С этими словами она включила мотор и выкатилась из прохода между стеллажами.
Когда звук мотора заглох вдали, я зажег сигарету и устроился, откинувшись на стенку коробки № 3031. Интересно, как я теперь буду отсюда спускаться?
Странно, как иногда наш мозг отказывается решать непосредственные проблемы. Оказавшись в затруднительном положении, я вдруг обнаружил, что погрузился в воспоминания о той ночи, когда потерял правую кисть, ту, что была у меня от рождения. Я помнил эту ночь до мельчайших подробностей. Это был классический несчастный случай на промышленном производстве. Человек входит в соприкосновение с машиной… Хрясть!
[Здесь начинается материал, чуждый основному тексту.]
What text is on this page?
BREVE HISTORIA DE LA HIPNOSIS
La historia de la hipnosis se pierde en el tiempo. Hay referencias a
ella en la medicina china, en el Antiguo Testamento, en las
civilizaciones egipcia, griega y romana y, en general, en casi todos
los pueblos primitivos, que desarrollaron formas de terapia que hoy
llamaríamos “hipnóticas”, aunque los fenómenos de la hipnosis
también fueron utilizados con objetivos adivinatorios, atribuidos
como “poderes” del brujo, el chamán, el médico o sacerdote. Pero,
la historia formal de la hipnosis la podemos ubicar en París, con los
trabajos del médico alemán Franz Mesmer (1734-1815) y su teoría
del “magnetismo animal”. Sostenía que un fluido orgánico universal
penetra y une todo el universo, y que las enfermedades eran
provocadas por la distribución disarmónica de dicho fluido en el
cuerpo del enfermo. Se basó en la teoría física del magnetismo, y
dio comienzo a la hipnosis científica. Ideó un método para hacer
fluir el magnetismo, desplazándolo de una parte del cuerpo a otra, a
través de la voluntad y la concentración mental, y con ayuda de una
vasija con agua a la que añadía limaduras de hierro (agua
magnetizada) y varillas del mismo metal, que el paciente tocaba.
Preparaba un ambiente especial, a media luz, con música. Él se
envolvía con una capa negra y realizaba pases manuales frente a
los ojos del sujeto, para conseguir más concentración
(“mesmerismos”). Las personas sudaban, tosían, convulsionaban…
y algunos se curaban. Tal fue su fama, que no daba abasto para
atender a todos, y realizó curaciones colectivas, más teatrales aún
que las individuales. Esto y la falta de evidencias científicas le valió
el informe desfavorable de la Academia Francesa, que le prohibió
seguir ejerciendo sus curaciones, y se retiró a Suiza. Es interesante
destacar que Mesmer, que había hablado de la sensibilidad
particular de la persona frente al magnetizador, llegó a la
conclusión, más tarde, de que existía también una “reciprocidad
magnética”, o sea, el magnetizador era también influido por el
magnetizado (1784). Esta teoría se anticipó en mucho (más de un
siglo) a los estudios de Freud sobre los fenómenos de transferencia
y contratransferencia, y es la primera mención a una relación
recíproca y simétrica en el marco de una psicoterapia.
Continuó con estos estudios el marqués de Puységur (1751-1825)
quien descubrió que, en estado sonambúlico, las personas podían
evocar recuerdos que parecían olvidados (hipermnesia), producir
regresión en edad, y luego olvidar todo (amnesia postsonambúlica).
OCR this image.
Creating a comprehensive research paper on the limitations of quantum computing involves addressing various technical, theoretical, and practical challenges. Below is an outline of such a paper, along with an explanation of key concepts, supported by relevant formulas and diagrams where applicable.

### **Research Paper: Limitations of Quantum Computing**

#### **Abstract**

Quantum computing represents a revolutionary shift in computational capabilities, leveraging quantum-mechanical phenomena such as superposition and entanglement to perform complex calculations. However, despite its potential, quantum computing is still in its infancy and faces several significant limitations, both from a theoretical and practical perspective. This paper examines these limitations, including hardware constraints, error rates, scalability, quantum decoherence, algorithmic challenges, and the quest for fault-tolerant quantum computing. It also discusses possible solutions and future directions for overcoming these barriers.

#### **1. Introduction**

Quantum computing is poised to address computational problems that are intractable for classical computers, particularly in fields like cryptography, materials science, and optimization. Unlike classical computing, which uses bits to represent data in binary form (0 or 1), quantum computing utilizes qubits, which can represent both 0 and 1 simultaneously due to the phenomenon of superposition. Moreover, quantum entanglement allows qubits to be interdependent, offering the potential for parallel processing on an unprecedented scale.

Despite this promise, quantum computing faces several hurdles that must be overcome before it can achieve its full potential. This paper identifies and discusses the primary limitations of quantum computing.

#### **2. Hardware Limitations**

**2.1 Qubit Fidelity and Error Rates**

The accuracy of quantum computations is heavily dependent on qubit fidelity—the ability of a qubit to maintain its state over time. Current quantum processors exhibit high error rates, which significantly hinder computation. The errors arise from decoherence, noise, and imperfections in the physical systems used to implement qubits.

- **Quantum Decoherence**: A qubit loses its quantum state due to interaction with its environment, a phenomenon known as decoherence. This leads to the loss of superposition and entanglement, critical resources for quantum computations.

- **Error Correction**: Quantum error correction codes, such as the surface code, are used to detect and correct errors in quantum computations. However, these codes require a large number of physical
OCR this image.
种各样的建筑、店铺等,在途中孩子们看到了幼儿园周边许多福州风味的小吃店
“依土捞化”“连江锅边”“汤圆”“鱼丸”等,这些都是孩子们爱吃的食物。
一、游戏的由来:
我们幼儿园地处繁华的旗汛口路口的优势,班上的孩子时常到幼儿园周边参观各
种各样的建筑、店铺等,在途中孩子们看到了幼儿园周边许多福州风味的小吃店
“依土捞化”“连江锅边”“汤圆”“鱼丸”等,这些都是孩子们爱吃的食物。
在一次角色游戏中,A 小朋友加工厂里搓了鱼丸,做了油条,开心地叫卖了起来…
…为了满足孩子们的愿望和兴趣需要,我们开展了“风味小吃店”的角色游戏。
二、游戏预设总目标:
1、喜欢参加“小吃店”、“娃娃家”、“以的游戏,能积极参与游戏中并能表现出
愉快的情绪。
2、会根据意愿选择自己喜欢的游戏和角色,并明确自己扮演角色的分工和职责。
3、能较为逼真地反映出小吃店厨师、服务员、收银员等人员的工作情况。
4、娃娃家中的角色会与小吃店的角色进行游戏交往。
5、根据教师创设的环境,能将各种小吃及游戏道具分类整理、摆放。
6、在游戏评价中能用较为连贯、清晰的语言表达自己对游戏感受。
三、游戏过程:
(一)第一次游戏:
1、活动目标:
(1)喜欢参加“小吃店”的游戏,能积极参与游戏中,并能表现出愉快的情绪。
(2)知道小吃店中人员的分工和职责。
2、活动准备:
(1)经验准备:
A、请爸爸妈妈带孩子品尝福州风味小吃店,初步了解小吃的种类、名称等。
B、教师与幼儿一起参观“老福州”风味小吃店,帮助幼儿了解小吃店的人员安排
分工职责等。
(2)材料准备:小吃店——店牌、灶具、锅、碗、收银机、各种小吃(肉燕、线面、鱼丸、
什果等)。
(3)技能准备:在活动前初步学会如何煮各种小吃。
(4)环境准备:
Тогда я работал в ночную смену в производственном отделе в старом фабричном здании с унылыми кирпичными стенами и тусклыми верхними лампочками. Работа заключалась в том, чтобы перемешивать мелкие кусочки пластмассы и скармливать их формовочной машине, засыпая в приемную воронку.
В цехе на резиновом конвейере двигалась бесконечная череда тоненьких пластиковых планочек, похожих на веточки. Каждая из них имела отростки, вроде листочков, на которых держались части моделей. Там были фюзеляжи и посадочные шасси самолетов. Были иллюминаторы и половинки поршней с тоненькими штырьками, которые нужно было втыкать в узенькие отверстия. Несколько рабов зарплаты сидели на высоких табуретках, упаковывая пластмассовые веточки и вкладыши с инструкциями в картонные коробки.
Однако тот формовочный станок, что оттяпал мне руку, был не из цеха, не из больших прессов. Нет, этот особый станок стоял в старом темном коридоре фабричного здания, окна которого выходили на Райтвуд-авеню. Он был всего двух ярдов в ширину, но очень высок. Каждый цикл формовки занимал около минуты, а когда он заканчивался, машина издавала шипение, и из нее по крутому желобу, трясясь и дребезжа, выкатывалась готовая часть. Моя работа заключалась в том, чтобы засыпать гранулы бакелита в приемную воронку машины.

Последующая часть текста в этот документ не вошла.